Lithotripsie extra corporelle (LEC) dans le traitement de la maladie de La Peyronie.Utilisation d¹un lithotripteur standard (Multiline Siemens) sur des plaques "jeunes" (moins de 6 mois)

08 octobre 2001

Mots clés : maladie de La Peyronie, lithotripsie extra corporelle
Auteurs : LEBRET T, HERVé JM, LUGAGNE PM, BARRé P, BUTREAU M, BOTTO H
Référence : Prog Urol, 2000, 10, 65-71
Objectifs : Le traitement de la maladie de La Peyronie reste controversé. Récemment, la LEC a été proposée pour traiter des plaques symptomatiques. Les résultats, bien que discordants, et utilisant des critères de jugement souvent subjectifs, semblent montrer une certaine efficacité sur les plaques "jeunes", c'est-à-dire en phase aiguë de la maladie. Cette étude a pour but d'évaluer les résultats obtenus avec un lithotripteur classique (Siemens Multiline) sur des plaques apparues depuis moins de 6 mois.Matériel et Méthode : 26 patients ont été inclus dans cette étude prospective. Ils présentaient tous une plaque douloureuse à l'érection. Sous anesthésie générale, la plaque était palpée et injectée avec 0,5 à 2 ml de produit de contraste afin de permettre le repérage radiologique. Tous les patients ont reçu 3000 impacts à puissance 7 kilo-joules en 1 séance.

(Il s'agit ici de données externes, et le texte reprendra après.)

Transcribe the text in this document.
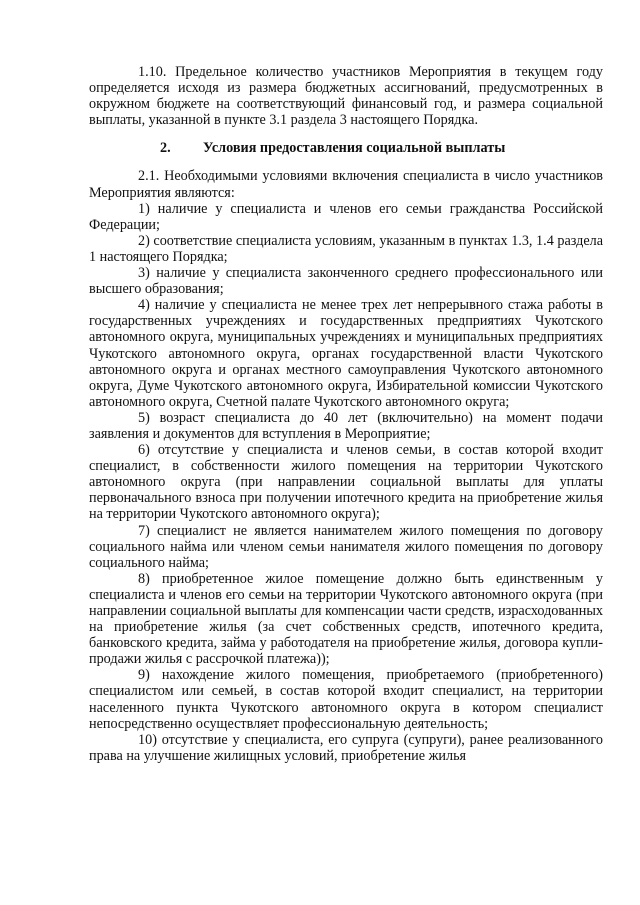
1.10. Предельное количество участников Мероприятия в текущем году определяется исходя из размера бюджетных ассигнований, предусмотренных в окружном бюджете на соответствующий финансовый год, и размера социальной выплаты, указанной в пункте 3.1 раздела 3 настоящего Порядка.

2. Условия предоставления социальной выплаты

2.1. Необходимыми условиями включения специалиста в число участников Мероприятия являются:

1) наличие у специалиста и членов его семьи гражданства Российской Федерации;

2) соответствие специалиста условиям, указанным в пунктах 1.3, 1.4 раздела 1 настоящего Порядка;

3) наличие у специалиста законченного среднего профессионального или высшего образования;

4) наличие у специалиста не менее трех лет непрерывного стажа работы в государственных учреждениях и государственных предприятиях Чукотского автономного округа, муниципальных учреждениях и муниципальных предприятиях Чукотского автономного округа, органах государственной власти Чукотского автономного округа и органах местного самоуправления Чукотского автономного округа, Думе Чукотского автономного округа, Избирательной комиссии Чукотского автономного округа, Счетной палате Чукотского автономного округа;

5) возраст специалиста до 40 лет (включительно) на момент подачи заявления и документов для вступления в Мероприятие;

6) отсутствие у специалиста и членов семьи, в состав которой входит специалист, в собственности жилого помещения на территории Чукотского автономного округа (при направлении социальной выплаты для уплаты первоначального взноса при получении ипотечного кредита на приобретение жилья на территории Чукотского автономного округа);

7) специалист не является нанимателем жилого помещения по договору социального найма или членом семьи нанимателя жилого помещения по договору социального найма;

8) приобретенное жилое помещение должно быть единственным у специалиста и членов его семьи на территории Чукотского автономного округа (при направлении социальной выплаты для компенсации части средств, израсходованных на приобретение жилья (за счет собственных средств, ипотечного кредита, банковского кредита, займа у работодателя на приобретение жилья, договора купли-продажи жилья с рассрочкой платежа));

9) нахождение жилого помещения, приобретаемого (приобретенного) специалистом или семьей, в состав которой входит специалист, на территории населенного пункта Чукотского автономного округа в котором специалист непосредственно осуществляет профессиональную деятельность;

10) отсутствие у специалиста, его супруга (супруги), ранее реализованного права на улучшение жилищных условий, приобретение жилья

Ils ont tous été revus 1 mois et 3 mois après la séance de LEC.Résultats : La tolérance a été excellente. Parmi les 26 patients traités : 19 patients (73%) ont décrit une diminution très nette de la douleur à l'érection, 8 (31%) ont rapporté une diminution de la courbure à l'érection. Cette diminution n'a été objectivement retrouvée (par le calque ou les photos) que pour 3 patients (11%). Sept patients (27%) ont ressenti un assouplissement de la plaque. Parmi les patients souffrant de dysfonctionnement érectile, 6 (37%) ont noté une amélioration de la qualité de l'érection objectivée par le score IIEF.Conclusion : Il est possible d'utiliser un lithotripteur standard pour traiter les plaques de la maladie de La Peyronies. La LEC semble avoir un effet antalgique net, mais son efficacité sur la correction de la courbure du pénis n'est pas clairement retrouvée dans cette étude.